Atualmente, não percebo uma boa ideia de divulgadores científicos em criticar a
astrologia e a homeopatia pelas razões que discuti até agora. Penso que seria muito mais
produtivo em compreender estas visões de mundo e incorporar na postura acadêmica, nem que
seja para admitir os limites do método científico, algo que não é feito e pode gerar algo bastante
nocivo como a ideia de eugenia. Não quero cair na Lei de Godwin aqui, mas a comparação feita
pelo Pirula de astrologia com eugenia foi bastante infeliz. O argumento é que a normalização
delas é nociva pois ambas são interpretações erradas da realidade, porém ele não aponta que a
fundamentação delas são diferentes. Enquanto o discurso da astrologia não nega a ciência e a
postura terraplanista tenta colocar em xeque o pensamento científico, a eugenia é justamente
uma hipervalorização das ciências biológicas. Este mesmo discurso, hipercientificista e
eugênico, ainda existe em círculos que vão além de supremacistas raciais, como os “incels”
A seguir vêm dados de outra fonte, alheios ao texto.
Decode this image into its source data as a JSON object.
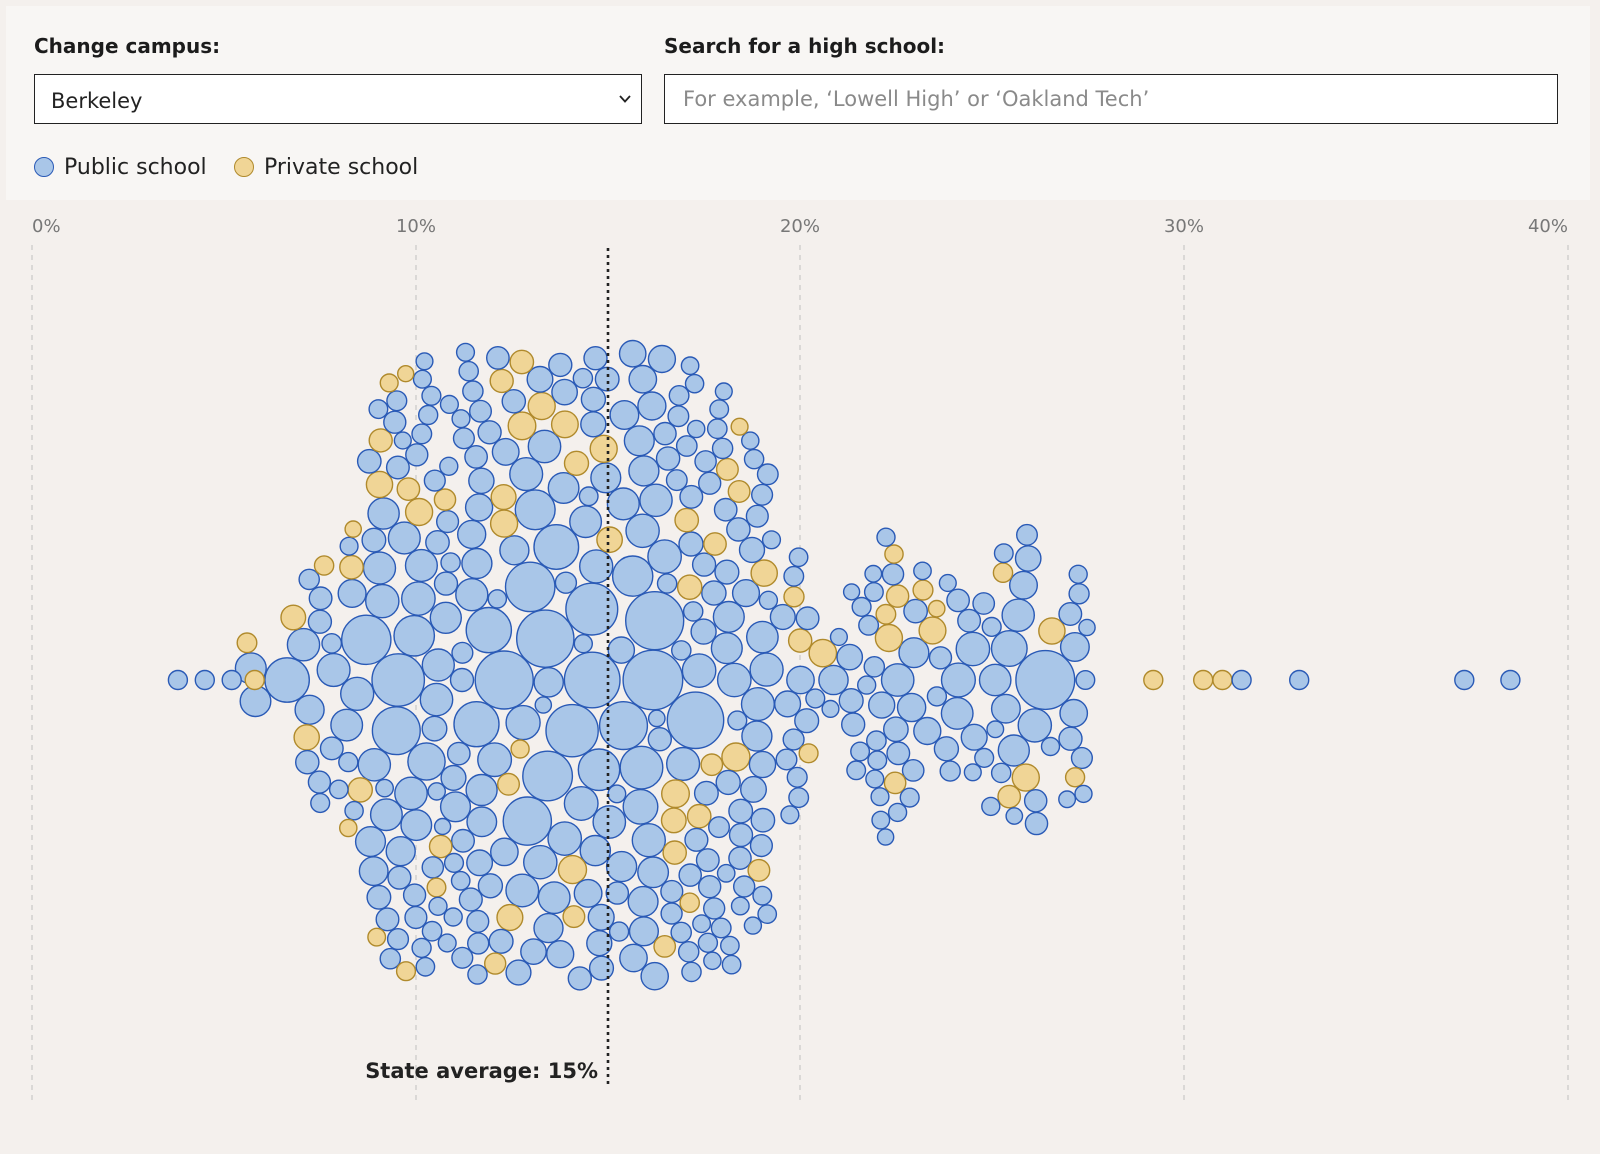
{
  "controls": {
    "campus_label": "Change campus:",
    "campus_value": "Berkeley",
    "search_label": "Search for a high school:",
    "search_placeholder": "For example, ‘Lowell High’ or ‘Oakland Tech’",
    "search_value": ""
  },
  "legend": {
    "public_label": "Public school",
    "private_label": "Private school"
  },
  "colors": {
    "public_fill": "#a9c6e8",
    "public_stroke": "#2a5ab6",
    "private_fill": "#f0d596",
    "private_stroke": "#b08a2c",
    "background": "#f4f0ed",
    "grid": "#c8c8c8"
  },
  "chart_data": {
    "type": "scatter",
    "subtype": "beeswarm",
    "x_axis": {
      "ticks": [
        0,
        10,
        20,
        30,
        40
      ],
      "tick_labels": [
        "0%",
        "10%",
        "20%",
        "30%",
        "40%"
      ],
      "range": [
        0,
        40
      ],
      "grid": "dashed vertical"
    },
    "reference_line": {
      "value": 15,
      "label": "State average: 15%"
    },
    "series": [
      {
        "name": "Public school",
        "count_approx": 520
      },
      {
        "name": "Private school",
        "count_approx": 90
      }
    ],
    "notable_points": [
      {
        "type": "public",
        "value": 3.8
      },
      {
        "type": "public",
        "value": 4.5
      },
      {
        "type": "public",
        "value": 5.2
      },
      {
        "type": "private",
        "value": 5.8
      },
      {
        "type": "private",
        "value": 29.2
      },
      {
        "type": "private",
        "value": 30.5
      },
      {
        "type": "private",
        "value": 31.0
      },
      {
        "type": "public",
        "value": 31.5
      },
      {
        "type": "public",
        "value": 33.0
      },
      {
        "type": "public",
        "value": 37.3
      },
      {
        "type": "public",
        "value": 38.5
      }
    ]
  }
}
(celibatários involuntários) que usam argumentos retirados de livros de eugenia, como a
formação do crânio, para determinar para sua solidão. Este é um discurso que busca evidências
na ciência e que pode levar pessoas a matar.
Bem, este texto já está muito maior do que eu planejei e de forma alguma é um ataque
ao Pirula e demais divulgadores de ciência. Ao contrário, acredito que precisamos melhorar a
forma que a ciência é divulgada na sociedade. Da mesma forma que as informações mal
difundidas como a fosfoetanolamina podem causar sérios problemas, menosprezar outros
estilos de vida podem gerar um ar de arrogância aos cientistas que pode dificultar ainda mais a
comunicação e causar ainda mais ruídos. Saber de astrologia pode não resolver o próximo
problema da física, mas pode ajudar a rir de mais algumas piadas e entender como as pessoas
se entendem como pessoas, como já disse Douglas Adams. Seja como for, há muito mais coisas
entre o céu e a terra do que já sonhou a nossa ciência.